Dry them out(i do them in a warm oven) when thoroughly dry
put them in a coffee grinder with some black peppercorns and grind until fine.

mix with salt, garlic powder, cumin and (if you can believe this) a touch of unsweetened lemon kool-aid powder.

This stuff is really stinkin hot and is awesome on wings...especially if you like your wings crispy and hot.

Spicy Meatballs

1 lb. ground sirloin
1/4 lb. ground lamb
1 cup bread crumbs
1/2 cup water
1/4 cup chopped flat-leaf parsley
1/4 cup grated Parmigiano Reggiano cheese
2 eggs
1 tablespoon habanero powder
1 teaspoon cayenne pepper
1 teaspoon salt

Mix together and shape into meatballs.

In a cast iron skillet, brown the meat balls in olive oil.
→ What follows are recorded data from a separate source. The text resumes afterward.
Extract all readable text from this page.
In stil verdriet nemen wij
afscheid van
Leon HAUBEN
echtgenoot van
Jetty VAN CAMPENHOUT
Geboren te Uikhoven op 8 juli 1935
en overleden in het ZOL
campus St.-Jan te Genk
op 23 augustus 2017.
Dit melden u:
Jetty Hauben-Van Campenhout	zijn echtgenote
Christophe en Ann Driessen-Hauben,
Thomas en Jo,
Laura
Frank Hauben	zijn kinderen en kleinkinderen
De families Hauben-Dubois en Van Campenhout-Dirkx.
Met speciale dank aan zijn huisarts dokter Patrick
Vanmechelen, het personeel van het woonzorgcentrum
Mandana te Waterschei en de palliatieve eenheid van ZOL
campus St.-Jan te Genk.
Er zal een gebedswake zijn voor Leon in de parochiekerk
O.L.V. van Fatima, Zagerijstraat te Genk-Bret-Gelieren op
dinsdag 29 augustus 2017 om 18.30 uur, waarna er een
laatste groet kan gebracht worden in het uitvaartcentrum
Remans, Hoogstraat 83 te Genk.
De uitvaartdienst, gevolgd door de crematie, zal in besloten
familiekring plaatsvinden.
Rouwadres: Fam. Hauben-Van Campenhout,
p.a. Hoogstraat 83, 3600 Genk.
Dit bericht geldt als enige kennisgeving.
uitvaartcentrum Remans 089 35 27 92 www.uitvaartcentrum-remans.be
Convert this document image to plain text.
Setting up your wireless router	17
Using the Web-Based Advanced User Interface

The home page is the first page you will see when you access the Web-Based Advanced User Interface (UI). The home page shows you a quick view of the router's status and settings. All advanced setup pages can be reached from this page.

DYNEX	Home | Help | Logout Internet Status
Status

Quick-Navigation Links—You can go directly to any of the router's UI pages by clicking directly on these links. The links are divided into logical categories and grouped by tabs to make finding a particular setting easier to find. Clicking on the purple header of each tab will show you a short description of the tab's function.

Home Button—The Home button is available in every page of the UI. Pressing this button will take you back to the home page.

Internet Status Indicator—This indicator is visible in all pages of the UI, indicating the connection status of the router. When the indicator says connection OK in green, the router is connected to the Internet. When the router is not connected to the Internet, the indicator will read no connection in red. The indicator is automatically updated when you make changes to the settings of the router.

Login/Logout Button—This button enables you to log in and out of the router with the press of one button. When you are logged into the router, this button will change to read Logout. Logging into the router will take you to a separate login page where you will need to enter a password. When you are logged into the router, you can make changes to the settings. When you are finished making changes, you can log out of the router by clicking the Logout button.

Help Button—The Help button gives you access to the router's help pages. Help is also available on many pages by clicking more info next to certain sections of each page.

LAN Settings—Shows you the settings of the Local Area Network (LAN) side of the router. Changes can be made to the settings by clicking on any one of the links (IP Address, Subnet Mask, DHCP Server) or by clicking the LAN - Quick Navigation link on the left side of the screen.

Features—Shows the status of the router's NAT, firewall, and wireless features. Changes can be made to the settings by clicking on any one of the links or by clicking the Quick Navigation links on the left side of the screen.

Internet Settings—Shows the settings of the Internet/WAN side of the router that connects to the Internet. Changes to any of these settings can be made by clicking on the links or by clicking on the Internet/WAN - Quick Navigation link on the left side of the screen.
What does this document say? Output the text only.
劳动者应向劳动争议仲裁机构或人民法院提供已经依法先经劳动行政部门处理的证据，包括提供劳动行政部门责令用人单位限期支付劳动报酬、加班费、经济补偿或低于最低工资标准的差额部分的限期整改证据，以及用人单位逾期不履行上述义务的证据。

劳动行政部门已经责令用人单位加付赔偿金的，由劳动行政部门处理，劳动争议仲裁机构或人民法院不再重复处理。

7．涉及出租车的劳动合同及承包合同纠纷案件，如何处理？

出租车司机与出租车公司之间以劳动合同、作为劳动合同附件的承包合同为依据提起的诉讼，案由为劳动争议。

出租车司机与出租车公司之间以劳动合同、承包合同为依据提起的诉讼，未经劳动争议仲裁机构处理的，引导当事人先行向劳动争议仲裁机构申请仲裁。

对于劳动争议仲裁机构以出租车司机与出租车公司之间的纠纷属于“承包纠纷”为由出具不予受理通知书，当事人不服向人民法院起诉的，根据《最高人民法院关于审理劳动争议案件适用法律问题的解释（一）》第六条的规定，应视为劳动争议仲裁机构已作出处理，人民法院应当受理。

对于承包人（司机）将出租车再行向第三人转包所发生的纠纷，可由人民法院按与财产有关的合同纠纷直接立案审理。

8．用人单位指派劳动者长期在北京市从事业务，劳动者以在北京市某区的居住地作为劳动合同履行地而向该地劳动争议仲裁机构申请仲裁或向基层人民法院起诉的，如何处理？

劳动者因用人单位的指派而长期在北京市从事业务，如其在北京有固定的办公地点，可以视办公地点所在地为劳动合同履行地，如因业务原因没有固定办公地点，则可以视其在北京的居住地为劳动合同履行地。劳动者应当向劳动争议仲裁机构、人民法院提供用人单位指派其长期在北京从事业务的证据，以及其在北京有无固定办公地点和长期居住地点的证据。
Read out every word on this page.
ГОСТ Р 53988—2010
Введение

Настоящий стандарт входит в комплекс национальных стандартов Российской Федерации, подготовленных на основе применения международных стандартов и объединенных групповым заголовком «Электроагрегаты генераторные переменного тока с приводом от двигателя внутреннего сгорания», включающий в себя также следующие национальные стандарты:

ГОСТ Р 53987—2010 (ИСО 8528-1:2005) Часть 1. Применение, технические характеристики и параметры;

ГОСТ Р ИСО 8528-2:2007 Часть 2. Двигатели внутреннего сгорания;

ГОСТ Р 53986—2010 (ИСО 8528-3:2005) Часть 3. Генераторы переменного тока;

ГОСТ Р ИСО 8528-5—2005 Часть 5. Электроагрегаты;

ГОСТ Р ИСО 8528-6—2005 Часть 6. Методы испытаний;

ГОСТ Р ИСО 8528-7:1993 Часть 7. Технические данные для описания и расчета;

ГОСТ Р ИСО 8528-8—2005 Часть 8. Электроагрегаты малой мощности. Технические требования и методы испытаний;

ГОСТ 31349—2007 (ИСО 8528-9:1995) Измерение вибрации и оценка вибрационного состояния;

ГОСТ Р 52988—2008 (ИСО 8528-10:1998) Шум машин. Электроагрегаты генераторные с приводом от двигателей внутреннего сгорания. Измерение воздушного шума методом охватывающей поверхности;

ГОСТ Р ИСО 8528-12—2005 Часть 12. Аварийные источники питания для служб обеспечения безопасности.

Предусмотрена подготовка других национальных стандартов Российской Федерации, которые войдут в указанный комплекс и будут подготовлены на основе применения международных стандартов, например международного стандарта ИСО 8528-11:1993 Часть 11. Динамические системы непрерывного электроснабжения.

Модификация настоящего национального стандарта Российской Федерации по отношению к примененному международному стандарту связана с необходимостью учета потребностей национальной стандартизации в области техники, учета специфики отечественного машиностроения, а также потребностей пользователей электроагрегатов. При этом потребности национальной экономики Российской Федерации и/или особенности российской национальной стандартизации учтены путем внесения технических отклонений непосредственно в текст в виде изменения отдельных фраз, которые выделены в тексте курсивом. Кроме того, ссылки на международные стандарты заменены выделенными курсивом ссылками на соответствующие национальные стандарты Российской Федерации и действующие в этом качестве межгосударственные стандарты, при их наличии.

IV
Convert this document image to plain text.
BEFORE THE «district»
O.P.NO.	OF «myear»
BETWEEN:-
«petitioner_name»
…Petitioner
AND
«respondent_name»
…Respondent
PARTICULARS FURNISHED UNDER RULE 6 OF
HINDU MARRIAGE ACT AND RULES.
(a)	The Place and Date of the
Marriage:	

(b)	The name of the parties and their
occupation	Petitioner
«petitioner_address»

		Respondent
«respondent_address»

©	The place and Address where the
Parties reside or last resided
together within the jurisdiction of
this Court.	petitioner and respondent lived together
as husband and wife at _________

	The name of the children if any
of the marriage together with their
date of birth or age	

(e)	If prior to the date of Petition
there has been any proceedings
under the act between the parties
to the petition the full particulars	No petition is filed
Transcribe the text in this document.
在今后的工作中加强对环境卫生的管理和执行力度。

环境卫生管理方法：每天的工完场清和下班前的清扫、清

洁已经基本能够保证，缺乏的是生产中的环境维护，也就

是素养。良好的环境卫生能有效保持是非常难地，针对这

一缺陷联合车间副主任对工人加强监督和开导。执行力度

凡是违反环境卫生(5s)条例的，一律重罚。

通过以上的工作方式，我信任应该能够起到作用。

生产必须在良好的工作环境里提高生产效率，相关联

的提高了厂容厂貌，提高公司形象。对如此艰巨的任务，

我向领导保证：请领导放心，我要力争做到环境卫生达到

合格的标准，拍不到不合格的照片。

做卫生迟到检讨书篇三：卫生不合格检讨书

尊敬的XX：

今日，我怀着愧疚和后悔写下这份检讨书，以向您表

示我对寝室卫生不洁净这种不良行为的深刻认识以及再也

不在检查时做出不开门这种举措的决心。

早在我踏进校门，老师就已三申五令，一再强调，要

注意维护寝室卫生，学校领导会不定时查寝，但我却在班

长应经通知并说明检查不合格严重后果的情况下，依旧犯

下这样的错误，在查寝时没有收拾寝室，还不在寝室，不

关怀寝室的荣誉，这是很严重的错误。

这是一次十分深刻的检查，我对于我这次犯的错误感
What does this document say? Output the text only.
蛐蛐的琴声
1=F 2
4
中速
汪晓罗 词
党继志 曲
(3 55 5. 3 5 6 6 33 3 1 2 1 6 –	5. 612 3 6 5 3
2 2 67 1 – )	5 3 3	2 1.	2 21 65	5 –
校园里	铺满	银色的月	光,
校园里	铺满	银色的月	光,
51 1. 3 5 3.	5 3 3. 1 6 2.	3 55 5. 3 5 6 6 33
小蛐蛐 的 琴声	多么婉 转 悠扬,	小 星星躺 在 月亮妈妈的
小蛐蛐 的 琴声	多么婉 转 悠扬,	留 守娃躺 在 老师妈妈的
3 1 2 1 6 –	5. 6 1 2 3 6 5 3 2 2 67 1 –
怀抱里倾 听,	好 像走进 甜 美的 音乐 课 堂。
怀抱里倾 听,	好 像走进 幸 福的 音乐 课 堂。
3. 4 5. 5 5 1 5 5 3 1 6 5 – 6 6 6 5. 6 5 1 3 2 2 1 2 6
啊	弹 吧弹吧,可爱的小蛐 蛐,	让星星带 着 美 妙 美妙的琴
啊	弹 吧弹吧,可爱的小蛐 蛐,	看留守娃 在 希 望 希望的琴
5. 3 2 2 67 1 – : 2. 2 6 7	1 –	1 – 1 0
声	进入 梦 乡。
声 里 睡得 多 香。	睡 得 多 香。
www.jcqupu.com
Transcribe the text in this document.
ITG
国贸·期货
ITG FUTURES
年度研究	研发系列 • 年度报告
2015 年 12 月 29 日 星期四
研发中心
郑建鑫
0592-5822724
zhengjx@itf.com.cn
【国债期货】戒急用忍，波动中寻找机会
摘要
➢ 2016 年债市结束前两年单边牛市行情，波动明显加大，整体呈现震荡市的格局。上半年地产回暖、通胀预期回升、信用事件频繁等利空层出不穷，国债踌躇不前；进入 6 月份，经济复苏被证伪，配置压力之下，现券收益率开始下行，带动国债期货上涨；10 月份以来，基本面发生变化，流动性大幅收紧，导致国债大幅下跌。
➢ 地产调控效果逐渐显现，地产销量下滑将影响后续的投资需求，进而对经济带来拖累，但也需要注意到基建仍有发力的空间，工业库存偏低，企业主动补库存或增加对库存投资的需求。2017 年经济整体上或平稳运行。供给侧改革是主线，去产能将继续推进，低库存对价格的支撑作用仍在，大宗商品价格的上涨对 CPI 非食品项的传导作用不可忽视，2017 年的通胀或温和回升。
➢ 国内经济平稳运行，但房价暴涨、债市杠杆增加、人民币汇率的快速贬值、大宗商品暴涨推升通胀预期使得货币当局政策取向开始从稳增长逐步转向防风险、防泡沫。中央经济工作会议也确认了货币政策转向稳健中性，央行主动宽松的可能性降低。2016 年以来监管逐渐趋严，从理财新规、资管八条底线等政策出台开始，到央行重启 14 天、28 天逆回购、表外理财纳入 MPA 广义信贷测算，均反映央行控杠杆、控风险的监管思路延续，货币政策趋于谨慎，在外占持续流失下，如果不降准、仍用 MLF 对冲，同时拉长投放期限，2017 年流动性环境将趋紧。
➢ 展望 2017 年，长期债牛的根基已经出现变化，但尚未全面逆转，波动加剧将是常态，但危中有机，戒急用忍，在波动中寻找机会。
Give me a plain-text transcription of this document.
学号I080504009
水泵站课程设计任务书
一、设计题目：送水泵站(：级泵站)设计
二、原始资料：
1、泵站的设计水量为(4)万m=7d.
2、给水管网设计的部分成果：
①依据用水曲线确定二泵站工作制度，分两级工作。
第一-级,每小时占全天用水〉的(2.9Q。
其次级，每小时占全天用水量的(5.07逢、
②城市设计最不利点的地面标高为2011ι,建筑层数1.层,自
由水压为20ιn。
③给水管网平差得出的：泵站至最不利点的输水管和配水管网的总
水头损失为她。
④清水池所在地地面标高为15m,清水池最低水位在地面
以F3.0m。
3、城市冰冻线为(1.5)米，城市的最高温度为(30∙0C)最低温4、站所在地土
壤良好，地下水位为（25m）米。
When browned, simmer in your pasta sauce for 20 minutes.

Now, serve the spicy meatballs over linguini or your favorite pasta.

Habanero Tuna

2 tuna fillets, sushi quality. Rub a little salt on them.

In a mortis and pestle, put 1/2 cup raw almonds, 1/4 cup black peppercorns. Grind well, but not quite to a powder. Add 2 teaspoons habanero powder. Mix. This is the crust for your tuna.

On a plate, take your tuna fillets and roll them in the crust.

In a hot saute pan, heat some sesame oil. Sear the tuna on both sides, keeping it medium rare in the middle.

Serve with roasted potatoes and a lemon cut in half for squeezing.